El cambio climático afecta a nuestra salud tanto de manera directa, como cuando se producen olas de calor, como de manera indirecta, como cuando influye en la calidad del aire que respiramos o en la calidad y cantidad de agua de la que disponemos. Sea como sea, el cambio climático es hoy la principal amenaza para el ser humano, especialmente para aquellos que son especialmente vulnerables por su ubicación geográfica y su condición socioeconómica.
La cuenca mediterránea, de hecho, ya ha alcanzado una temperatura promedio de 1’5 grados Celsius por encima de los niveles preindustriales, lo que es superior a la media mundial. Asimismo, en el mediterráneo se han hecho más frecuentes, duraderas e intensas tanto las sequías como las olas de calor. A nuestra región mediterránea se la considera ya un «punto caliente» (hotspot) del cambio climático, expresión agravada de sus impactos en todo el mundo.
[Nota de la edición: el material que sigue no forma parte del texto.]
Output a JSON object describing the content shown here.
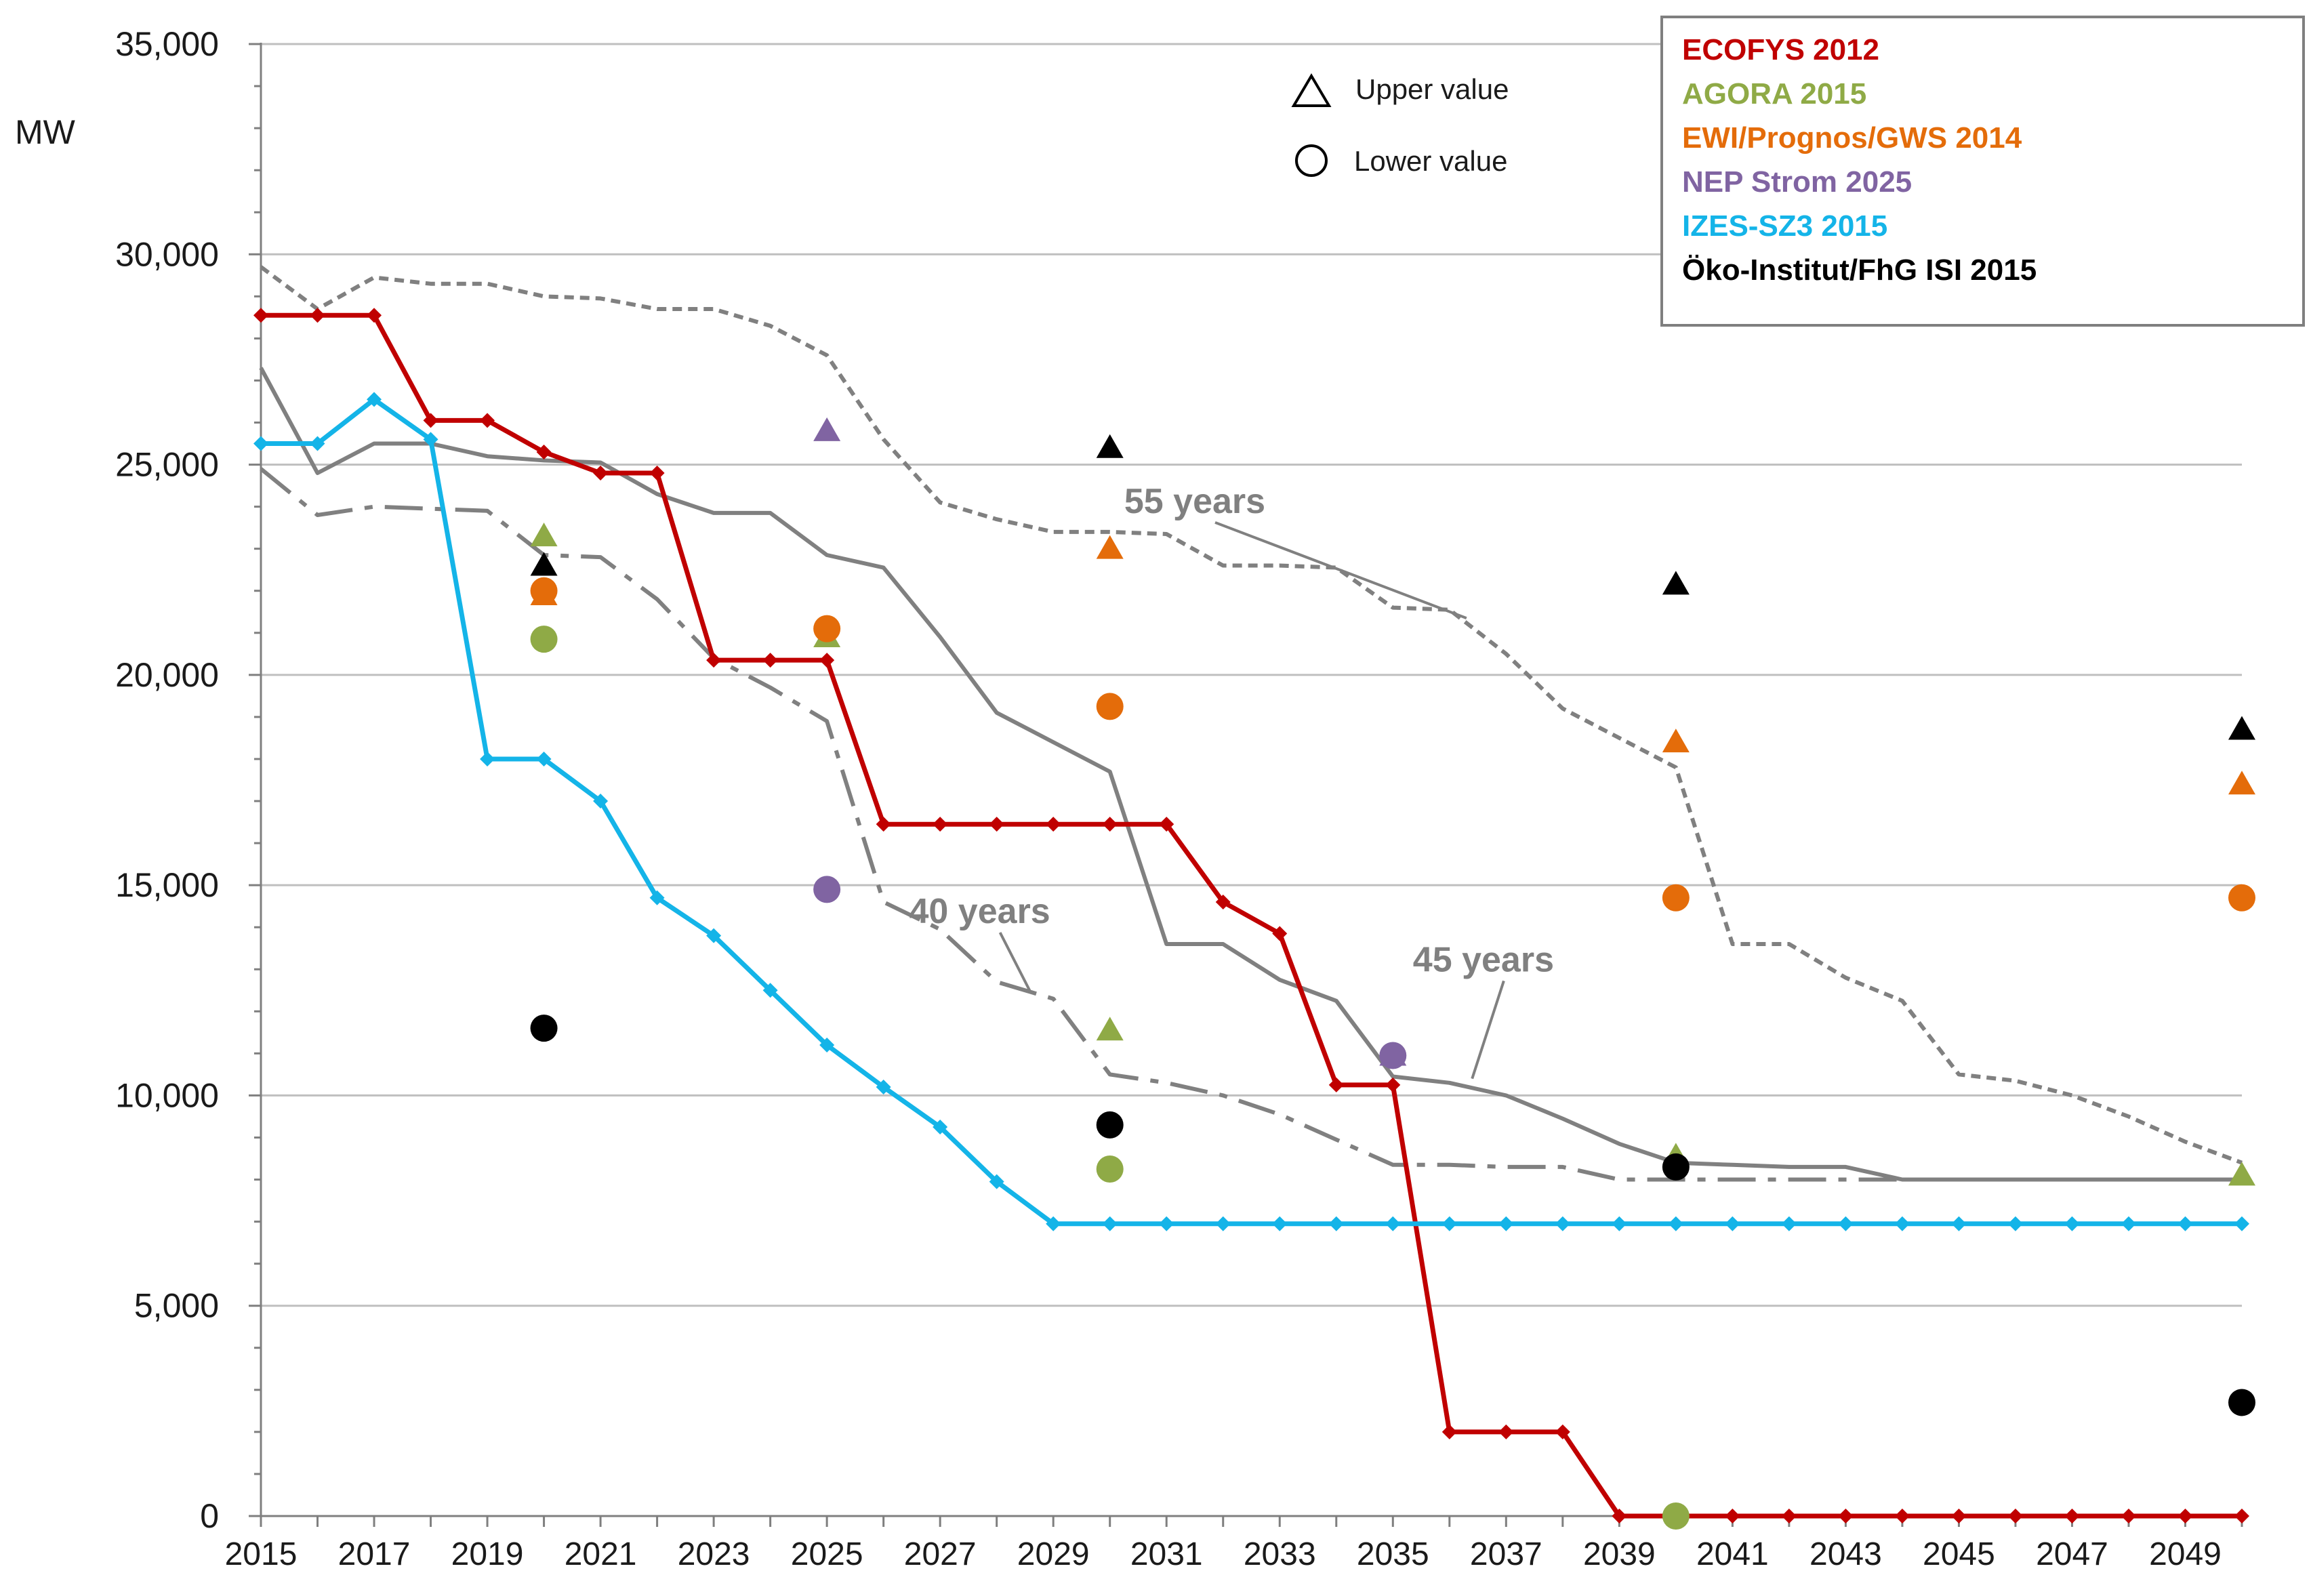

Y el pronóstico es que la tendencia se mantenga o incluso empeore, en función de los esfuerzos de los países por reducir las emisiones de gases de efecto invernadero, con lo cual nuestro territorio en concreto está especialmente expuesto a sufrir impactos que afectan enormemente a nuestra salud.
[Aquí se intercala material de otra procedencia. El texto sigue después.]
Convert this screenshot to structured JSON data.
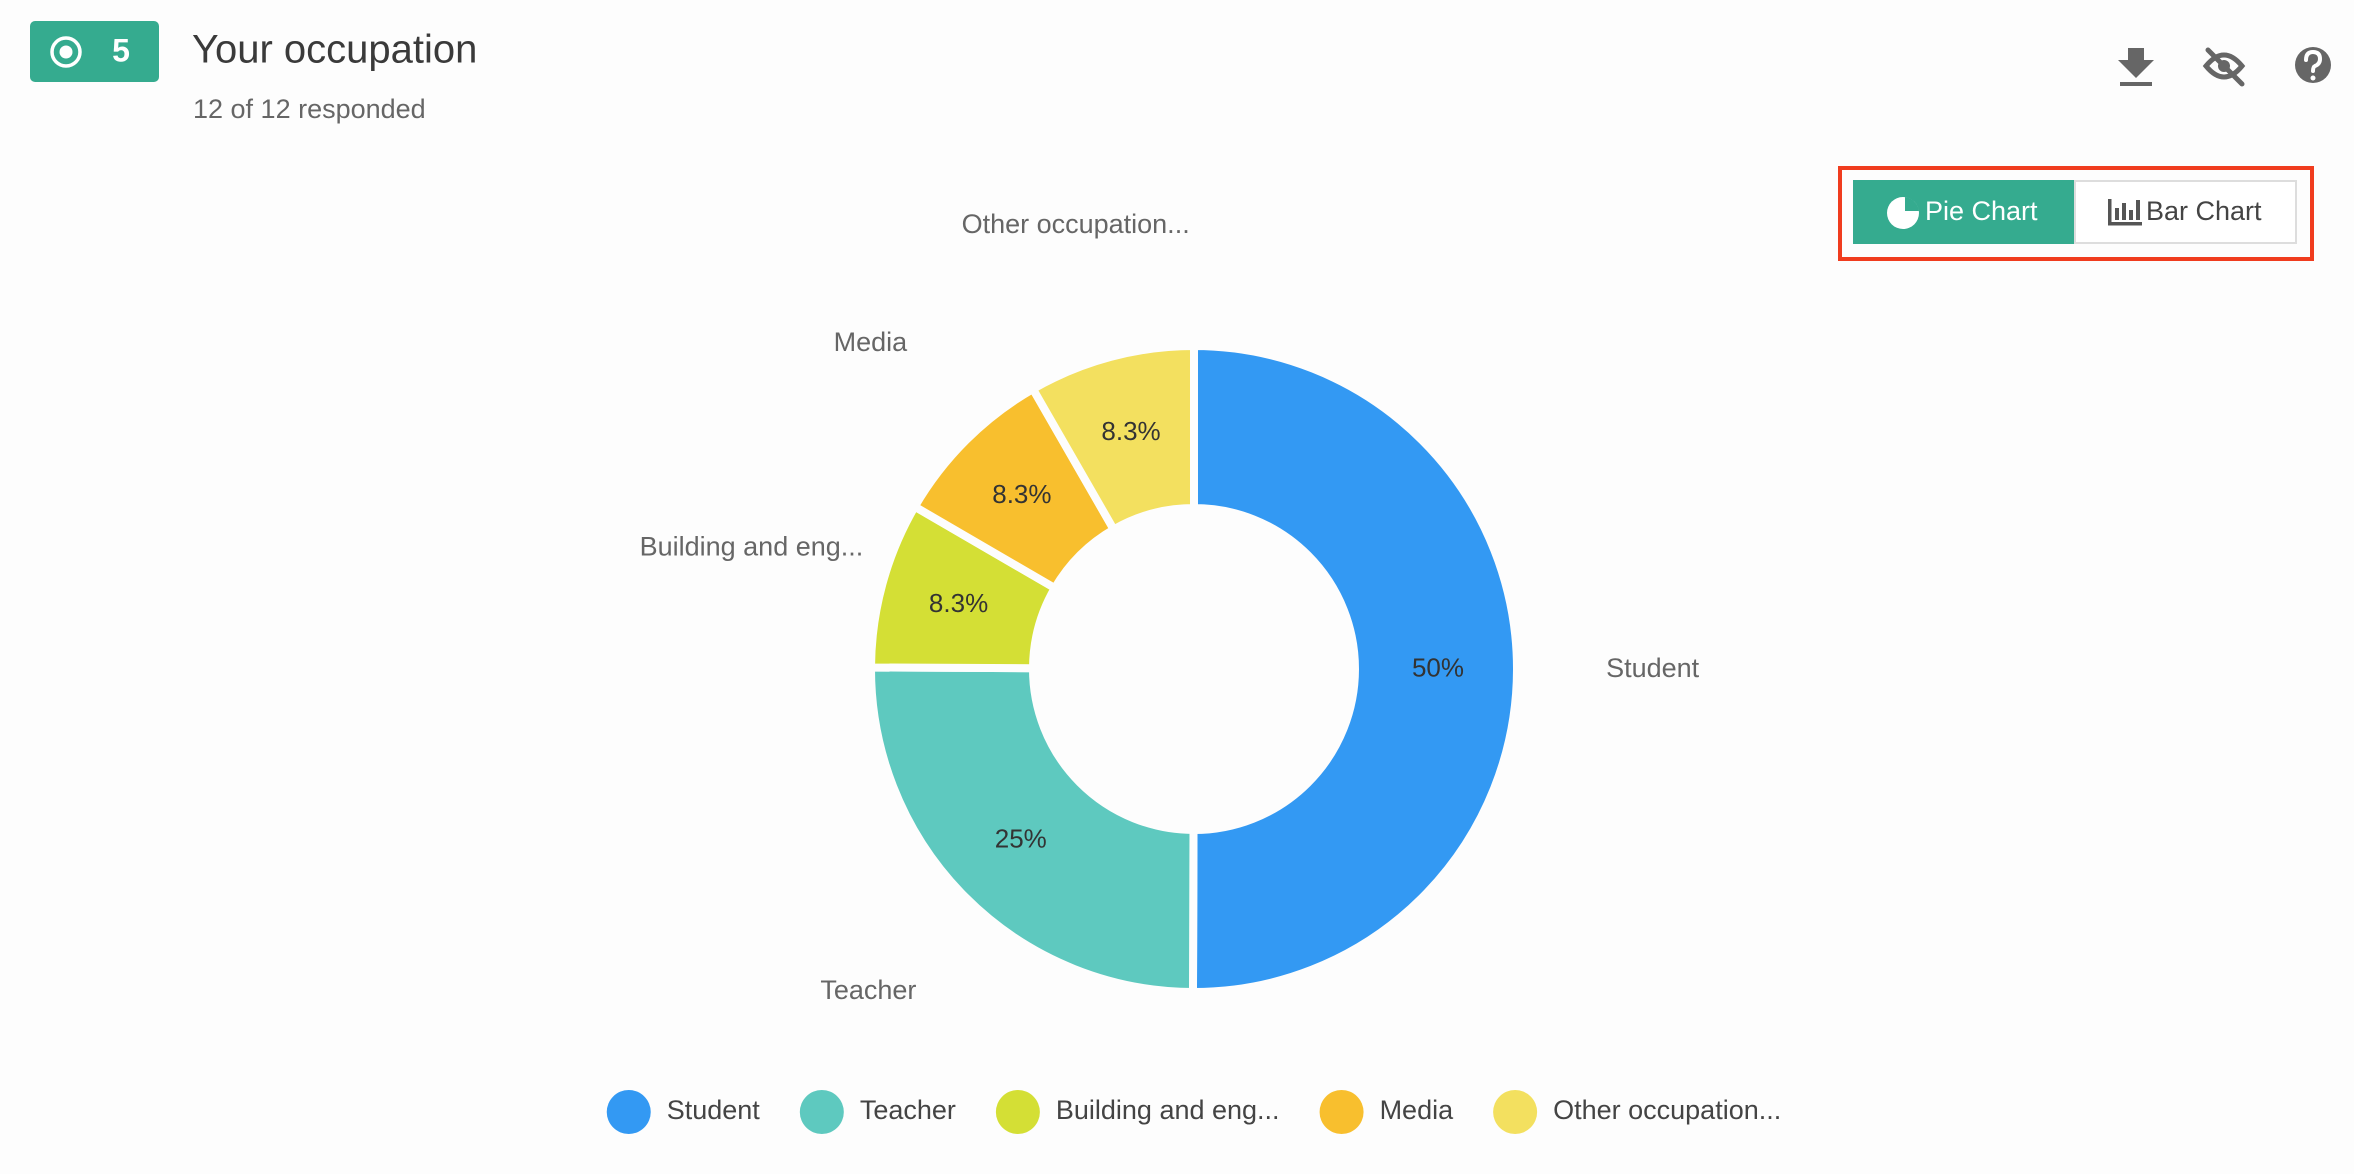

La política no puede ni debe ignorar todo esto, puesto que se trata de cuestiones centrales para el bienestar de la población. Las olas de calor, por ejemplo, tienen el potencial de causar miles de muertes prematuras, especialmente a las personas de más edad y a los trabajadores en sectores con actividad al aire libre. Los cambios de temperaturas provocan la llegada de mosquitos, garrapatas y otros vectores de transmisión de enfermedades nuevas para la región. Las sequías amenazan la disponibilidad de agua y las cosechas de alimentos, lo cual incide negativamente en los precios y en la calidad de nuestra alimentación. Y la temperatura más alta afecta a la calidad del aire, cuya contaminación ya está para el 90% de los europeos por encima de los niveles-límite recomendados por la Organización Mundial de la Salud. Todos los indicadores apuntan a que a lo largo del siglo XXI estos impactos serán más graves, especialmente para los sectores de población con menos recursos. El cambio climático, al fin y al cabo, es también una cuestión de clase social.
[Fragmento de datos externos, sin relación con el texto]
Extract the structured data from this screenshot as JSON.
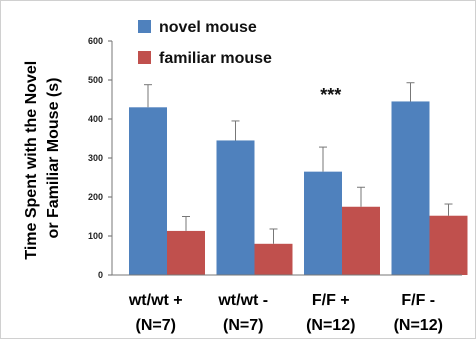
{
  "chart_data": {
    "type": "bar",
    "ylabel_lines": [
      "Time Spent with the Novel",
      "or Familiar Mouse (s)"
    ],
    "ylim": [
      0,
      600
    ],
    "yticks": [
      0,
      100,
      200,
      300,
      400,
      500,
      600
    ],
    "categories": [
      [
        "wt/wt +",
        "(N=7)"
      ],
      [
        "wt/wt -",
        "(N=7)"
      ],
      [
        "F/F +",
        "(N=12)"
      ],
      [
        "F/F -",
        "(N=12)"
      ]
    ],
    "series": [
      {
        "name": "novel mouse",
        "color": "#4f81bd",
        "values": [
          430,
          345,
          265,
          445
        ],
        "errors": [
          58,
          50,
          63,
          48
        ]
      },
      {
        "name": "familiar mouse",
        "color": "#c0504d",
        "values": [
          113,
          80,
          175,
          152
        ],
        "errors": [
          37,
          38,
          50,
          30
        ]
      }
    ],
    "annotations": [
      {
        "text": "***",
        "category_index": 2
      }
    ],
    "legend_position": "top",
    "grid": false
  }
}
Precisamente por todo esto fue una gran idea que el Gobierno diera luz verde en 2023 al Observatorio de Salud y Clima, el cual ahora también impulsa la ministra Mónica García y el bioinformático Héctor Tejero. El objetivo, a mi parecer, es poder convertir la institución en un instrumento útil para orientar las políticas climáticas y sanitarias, entendidas en su integralidad, con las que combatir los efectos del cambio climático. Hoy en día todas las políticas son ya políticas climáticas, en tanto que ninguna dimensión de la vida humana está al margen de la crisis ecosocial, pero poner en el centro la protección de la salud, y especialmente la de los más vulnerables, es un imperativo para cualquier gobierno progresista. Toda conversación política durante las próximas décadas estará vinculada al cambio climático de una u otra forma, y es crucial anticiparse a sus conflictos desde un enfoque progresista y de izquierdas.